ABSTRACT

Discovering appropriate ways of living in different landscapes has been the key to the rise of civilization. For millennia the development of human society has been a function of people’s capacity to control their landscape of origin, civilization being fundamentally rooted in and moulded according to physical landscape characteristics. The technologically and economically advanced societies of Mesopotamia, for example, thrived upon a knowledge base that was intrinsically linked to the challenges of managing the landscape’s complex and dynamic water systems. Mediterranean societies such as those of the Greeks and Romans, as well as most other more recent European cultures, have likewise been shaped by a variety of factors among which landscape characteristics are generally considered as highly influential. Failure to manage landscapes sustainably certainly appears to have been a key factor in the decline of many civilizations. Deforestation, desertification and salinization still threaten people’s livelihoods in many parts of the world today.
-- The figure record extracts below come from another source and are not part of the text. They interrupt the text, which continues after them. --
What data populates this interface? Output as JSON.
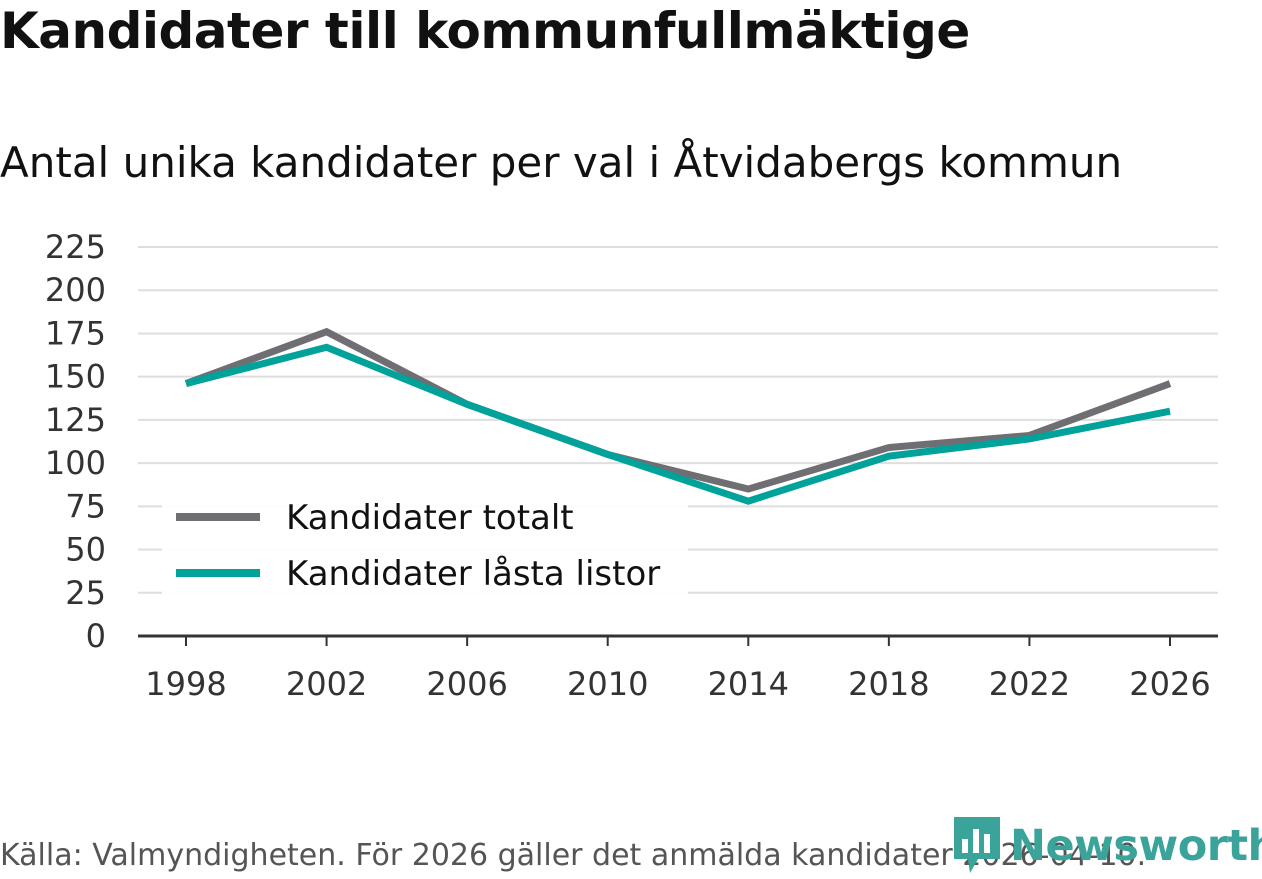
{
  "title": "Kandidater till kommunfullmäktige",
  "subtitle": "Antal unika kandidater per val i Åtvidabergs kommun",
  "source": "Källa: Valmyndigheten. För 2026 gäller det anmälda kandidater 2026-04-10.",
  "brand": {
    "name": "Newsworthy",
    "logo_icon": "newsworthy-logo-icon",
    "color": "#3aa39a"
  },
  "chart_data": {
    "type": "line",
    "x": [
      "1998",
      "2002",
      "2006",
      "2010",
      "2014",
      "2018",
      "2022",
      "2026"
    ],
    "ylim": [
      0,
      225
    ],
    "yticks": [
      "0",
      "25",
      "50",
      "75",
      "100",
      "125",
      "150",
      "175",
      "200",
      "225"
    ],
    "grid": true,
    "legend_position": "bottom-left",
    "series": [
      {
        "name": "Kandidater totalt",
        "color": "#6f6e72",
        "values": [
          146,
          176,
          134,
          105,
          85,
          109,
          116,
          146
        ]
      },
      {
        "name": "Kandidater låsta listor",
        "color": "#00a29a",
        "values": [
          146,
          167,
          134,
          105,
          78,
          104,
          114,
          130
        ]
      }
    ]
  }
}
Progress in the fields of science, technology and trade has deepened the divide between the service function of landscapes and a society’s overall socio-economic and environmental objectives. Large-scale and pervasive changes in landscape form and function are now achieved in a fraction of the time and effort necessary in the past. Maintaining cherished landscape features and traditional ways of rural life without fossilization and hardship presents a formidable challenge to policy-makers and planners.